Deshalb kann man sich nur wünschen, dass alle Buchmacher mit ihren Prognosen (Lena auf Platz sechs! Frankreich vorne!) falsch liegen - und dass am Ende eine Überraschung wartet. Am Samstagabend schauen viele Menschen aus 55 Ländern auf Deutschland, auf Düsseldorf und summen mit bei Paradise Oskars Lied "Da Da Dam".

Beim Eurovision Song Contest geht es eigentlich um das Lied

Es geht bei einem Sangeswettbewerb natürlich um eine gute Stimme und einen tollen Auftritt. Es geht aber auch um Sympathie, um große Momente, um kleine Patzer, um das alles, was man eben nicht planen und einstudieren kann. Und es geht: um das Lied. Das sagt schon der Begriff "Song" im Namen des ESC. Es ist ein Liedwettbewerb, dieser Eurovision Song Contest, der früher Grand Prix Eurovision de la Chanson genannt wurde.

Es geht um die Lieder und ihre Geschichte. Allesamt sind es doch bunte Blubberblasen, die meistens schnell zerplatzen, manchmal aber auch in die Geschichte eingehen wie etwa Udo Jürgens' "Merci Chérie" (1966), Sandie Shaws "Puppet On A String" (1967), Abbas "Waterloo" (1974) oder Nicoles "Ein bisschen Frieden" (1982). Und auch Lenas Lied "Satellite", das zu Beginn durchaus etwas Erfrischendes hatte. Vermutlich hat Lena mit ihrem recht spartanischen Auftritt im vergangenen Jahr auch etwas geändert am großen Grand-Prix-Spektakel, das ja immer auch von Trash und Kitsch, dem Einsatz von Windmaschinen und jeder Menge Pyrotechnik lebte.

Lena bringt den Wandel

Mit Lena wurde es anders. Sie sang in einem kleinen schwarzen Kleidchen, tänzelte sympathisch unbeholfen über die Bühne und lebte das Popmädchen-Märchen zumindest für über einen Sommer. Es ist natürlich ein hehres Wagnis, den Titel verteidigen zu wollen. An diesem Samstag tritt sie mit dem Lied "Taken By A Stranger" an, das durchaus ein mutiger Elektropopsong ist. Vielleicht zu wenig eingängig für die Eurovisions-Zuschauer, könnten manche unken. Zu wenig kitschig für die Fans, die den ESC nicht erst seit vergangenem Jahr verfolgen.
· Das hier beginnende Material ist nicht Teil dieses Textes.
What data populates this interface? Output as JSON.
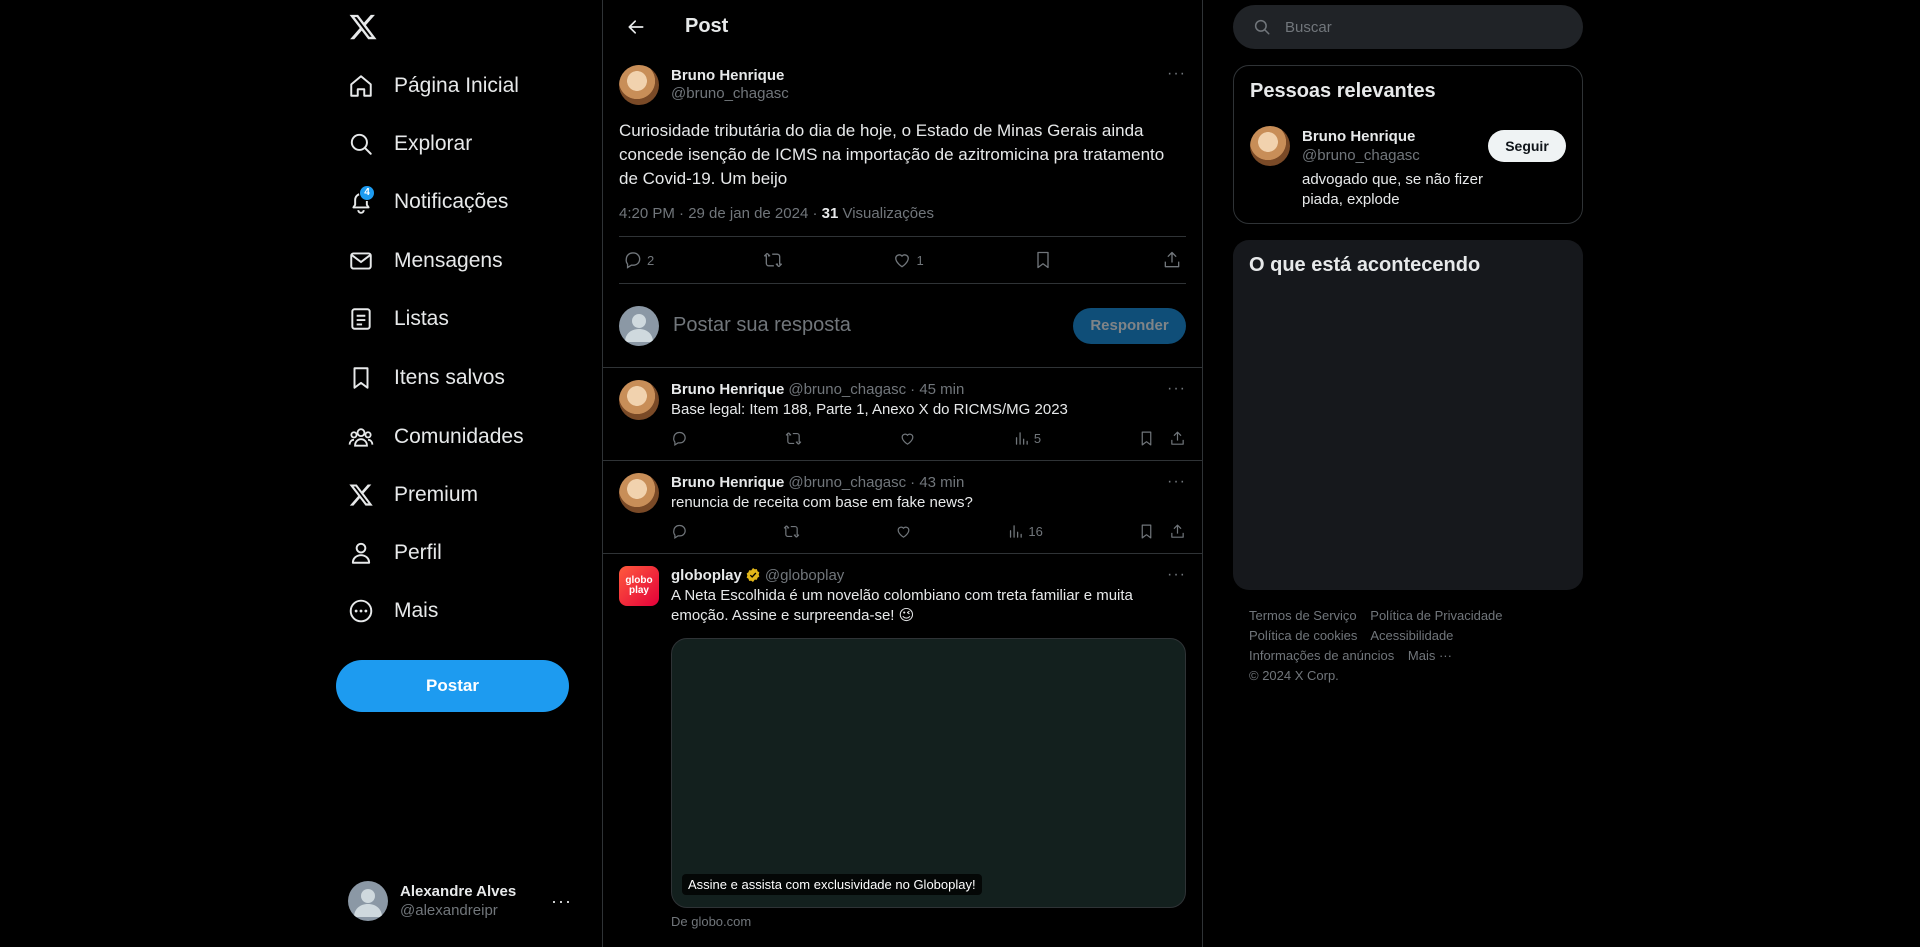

 Künstlerisch ist es jedoch einer der spannendsten Beiträge. Für die wieder einmal schlichte Show hat sich Lena ein paar Backgroundtänzerinnen engagiert, die mit ihren Ganzkörpergummianzügen an Kylie Minogues artifizielles "Can't Get You Out Of My Head"-Video erinnern. Es gibt schlechtere Ideen. Lenas Stärke ist aber das Andere - nicht das Einstudierte: ihre scheinbar naive Art, das fröhliche, lockere Auftreten. Nicht die Choreographie und das Tamtam.

Diese Weniger-ist-mehr-Variante wählen in diesem Jahr gleich mehrere Teilnehmer. Die Schweizerin Anna Rossinelli beispielsweise, eine ehemalige Straßenmusikantin, hat genau jenen smarten, unverbrauchten Charme, mit dem Lena im vergangenen Jahr die Zuschauerherzen eroberte. Ihr Song ist sympathischer Jazzpop, der niemandem weh tut.
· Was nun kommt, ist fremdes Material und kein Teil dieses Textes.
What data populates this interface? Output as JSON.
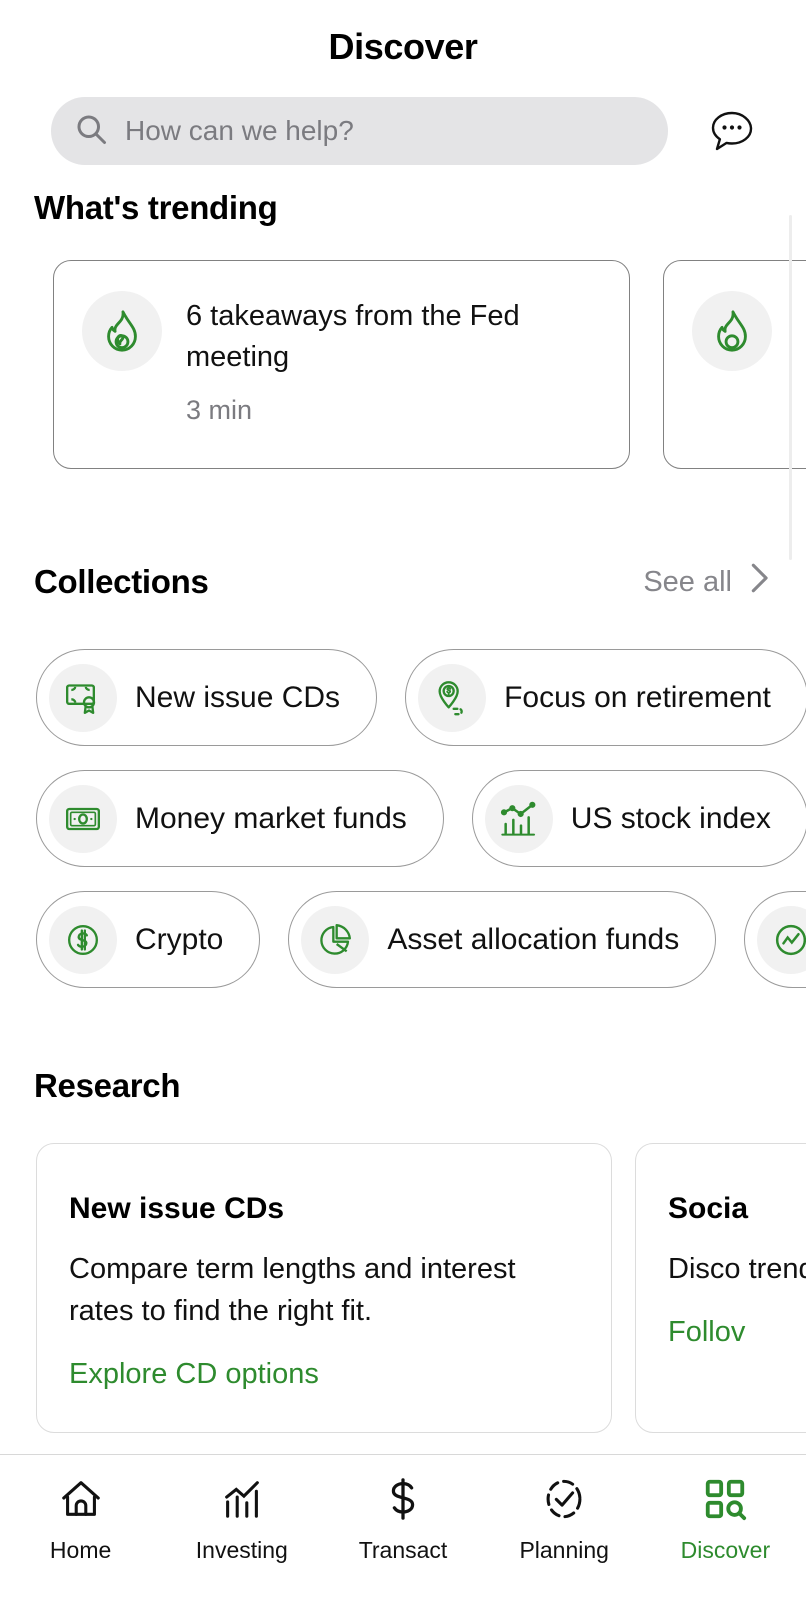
{
  "header": {
    "title": "Discover",
    "search_placeholder": "How can we help?",
    "search_value": "",
    "search_icon": "search-icon",
    "chat_icon": "chat-bubble-icon"
  },
  "trending": {
    "heading": "What's trending",
    "cards": [
      {
        "icon": "flame-icon",
        "title": "6 takeaways from the Fed meeting",
        "meta": "3 min"
      },
      {
        "icon": "flame-icon",
        "title": "",
        "meta": ""
      }
    ]
  },
  "collections": {
    "heading": "Collections",
    "see_all": "See all",
    "see_all_icon": "chevron-right-icon",
    "rows": [
      [
        {
          "icon": "certificate-icon",
          "label": "New issue CDs"
        },
        {
          "icon": "pin-dollar-icon",
          "label": "Focus on retirement"
        }
      ],
      [
        {
          "icon": "banknote-icon",
          "label": "Money market funds"
        },
        {
          "icon": "bar-line-chart-icon",
          "label": "US stock index"
        }
      ],
      [
        {
          "icon": "crypto-coin-icon",
          "label": "Crypto"
        },
        {
          "icon": "pie-chart-icon",
          "label": "Asset allocation funds"
        },
        {
          "icon": "line-chart-circle-icon",
          "label": ""
        }
      ]
    ]
  },
  "research": {
    "heading": "Research",
    "cards": [
      {
        "title": "New issue CDs",
        "body": "Compare term lengths and interest rates to find the right fit.",
        "link": "Explore CD options"
      },
      {
        "title": "Socia",
        "body": "Disco trendi",
        "link": "Follov"
      }
    ]
  },
  "tabbar": {
    "tabs": [
      {
        "icon": "home-icon",
        "label": "Home",
        "active": false
      },
      {
        "icon": "investing-chart-icon",
        "label": "Investing",
        "active": false
      },
      {
        "icon": "dollar-sign-icon",
        "label": "Transact",
        "active": false
      },
      {
        "icon": "planning-check-icon",
        "label": "Planning",
        "active": false
      },
      {
        "icon": "discover-grid-search-icon",
        "label": "Discover",
        "active": true
      }
    ]
  },
  "colors": {
    "brand_green": "#2E8B2E",
    "text_primary": "#111111",
    "text_muted": "#7B7B80",
    "search_bg": "#E4E4E6",
    "icon_bg": "#F1F1F1"
  }
}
Lena will in die Top Ten - "Auf jeden Fall"

Finnland gilt als einer der Favoriten. "Da Da Dam" ist ein schönes, ironisches Gitarren-Liedchen. Doch für jeden Zuschauer ohne Englischkenntnisse ebenso funktioniert. Das finnische Bübchen, das sich Paradise Oskar nennt, singt für ein bisschen Umweltschutz, so wie Nicole einst von "Ein bisschen Frieden" sang und hält dabei ebenfalls nur eine Gitarre in der Hand.

Dann sind da etwa noch sechs Isländer, die eine altmodische Nummer namens "Coming Home" darbieten. Die Geschichte dahinter berührt: Eigentlich sollte der Sänger Sjonni Brink für das kleine Eiland antreten. Doch im Januar 2011 starb er an einem Hirnschlag. Heute singen seine Freunde für ihn seinen Song und schafften es damit überraschend ins Finale.
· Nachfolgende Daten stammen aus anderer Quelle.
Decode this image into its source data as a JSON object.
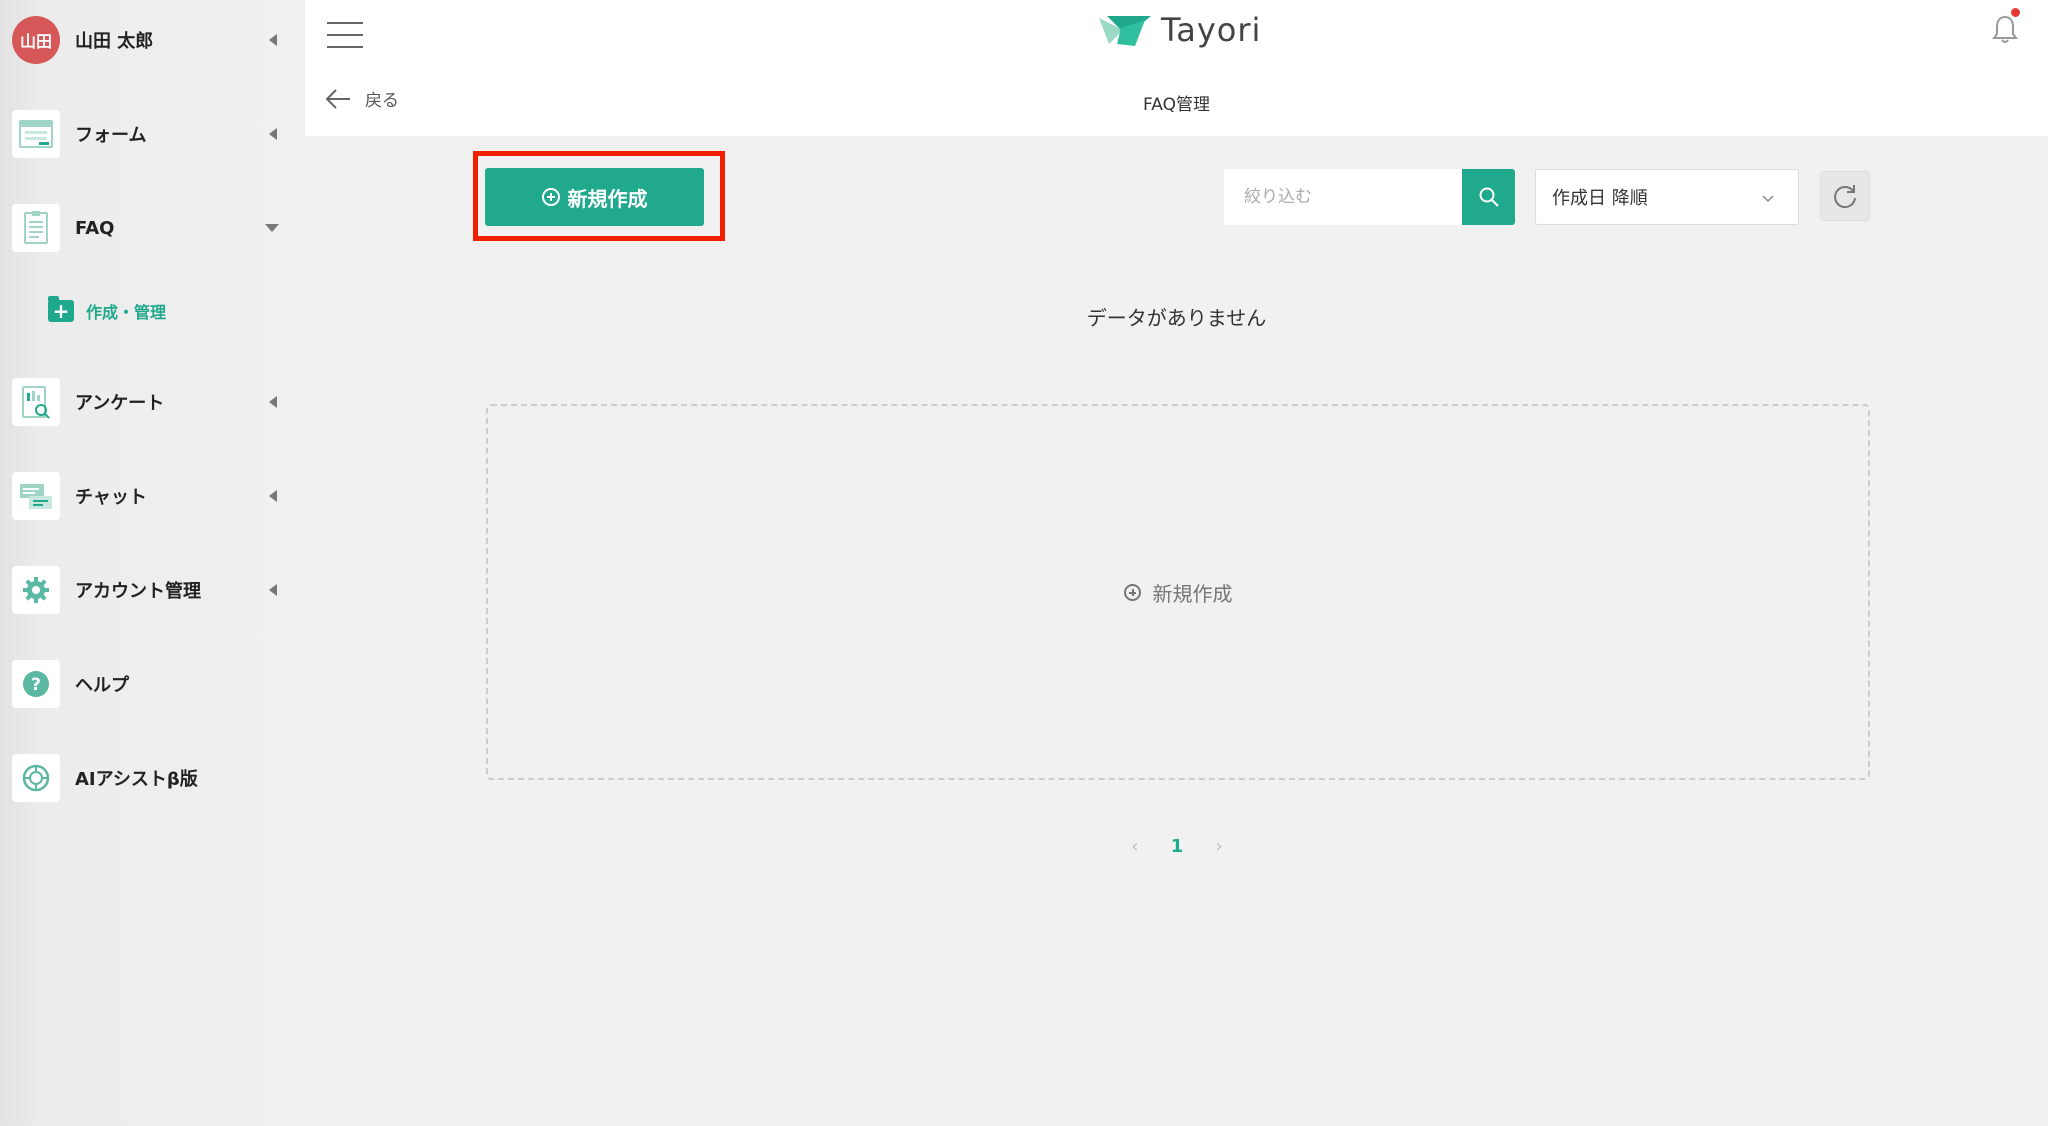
{
  "user": {
    "avatar_text": "山田",
    "name": "山田 太郎"
  },
  "sidebar": {
    "items": [
      {
        "label": "フォーム"
      },
      {
        "label": "FAQ"
      },
      {
        "label": "アンケート"
      },
      {
        "label": "チャット"
      },
      {
        "label": "アカウント管理"
      },
      {
        "label": "ヘルプ"
      },
      {
        "label": "AIアシストβ版"
      }
    ],
    "faq_sub_item": {
      "label": "作成・管理"
    }
  },
  "header": {
    "logo_text": "Tayori",
    "back_label": "戻る",
    "page_title": "FAQ管理"
  },
  "toolbar": {
    "new_button_label": "新規作成",
    "filter_placeholder": "絞り込む",
    "sort_selected": "作成日 降順"
  },
  "main": {
    "empty_message": "データがありません",
    "create_card_label": "新規作成"
  },
  "pagination": {
    "current_page": "1",
    "prev": "‹",
    "next": "›"
  },
  "colors": {
    "accent": "#21a98e",
    "highlight_border": "#f02000",
    "avatar_bg": "#d65757",
    "notification_dot": "#e53935"
  }
}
Bei all den ernstzunehmenden Künstlern mit den oft sogar selbst geschriebenen Liedern gibt es aber auch die klassischen ESC-Nummern, die überdreht, überpathetisch oder einfach nur einen Tick zu viel sind. Spanien tritt mit einer fröhlichen Hupfdohlen-Nummer an, Ungarn hält die Kitsch-Eurodance-Pop-Fahne hoch. Frankreich wagt sich mit einem Opern-Sänger an den Start. England belebt für den Wettbewerb die Boygroup Blue wider. Und wir haben Lena. Mindestens Top Ten sei ihr Ziel, sagt sie in einem Interview. Dann zieht sie eine ihrer Lena-Schnuten und fügt an: "Auf jeden Fall."